But I found a couple sound clips here, getting ready for our last show and at the last show itself, where I used my Pete Cornish P-1 pedal (with Boss GE-7 EQ, RC Booster, delay), and I was super happy with the tones I was getting! Thought I would share them here. Cheers!

Pete Cornish P-1 David Gilmour Tone 2019





Comfortably Numb Second Solo - Wish You Were Here Band - Niagara Falls ON - Sep 21, 2019


----------



## Tarbender (Apr 7, 2006)

Very nice and tasty!


----------



## sunburst192 (Jan 28, 2016)

Tarbender said:


> Very nice and tasty!


Thanks so much I really appreciate that!


----------



## player99 (Sep 5, 2019)

Tone and playing, YES! 

Hairy legs, not so much.


----------



## sunburst192 (Jan 28, 2016)

player99 said:


> Tone and playing, YES!
> 
> Hairy legs, not so much.


 Ha! Well, I’d have to agree on that one!


----------



## leftysg (Mar 29, 2008)

Greatest song solo imo. Whenever I see a band performing CN I'm already holding my breath for the lead in bar before the second solo begins. While I can play my own couch rendition of solo one, no matter how many times I sit down to work on solo two it's always a work in progress. Thanks for sharing.


----------



## sunburst192 (Jan 28, 2016)

leftysg said:


> Greatest song solo imo. Whenever I see a band performing CN I'm already holding my breath for the lead in bar before the second solo begins. While I can play my own couch rendition of solo one, no matter how many times I sit down to work on solo two it's always a work in progress. Thanks for sharing.
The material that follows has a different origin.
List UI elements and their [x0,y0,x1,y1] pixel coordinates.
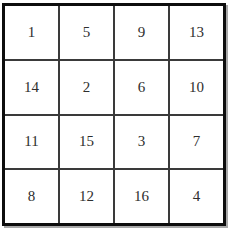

It’s certainly one of the greatest, I remember being moved to tears listening to it as a kid. Very inspiring! I think the most important thing when playing it is to really feel the emotion of it and be right there in the moment with that, not to worry about the specific notes, licks, and accuracy. That’s the thing that’s coming across that affects us when David plays it. It’s a powerful thing. Best wishes with it!


----------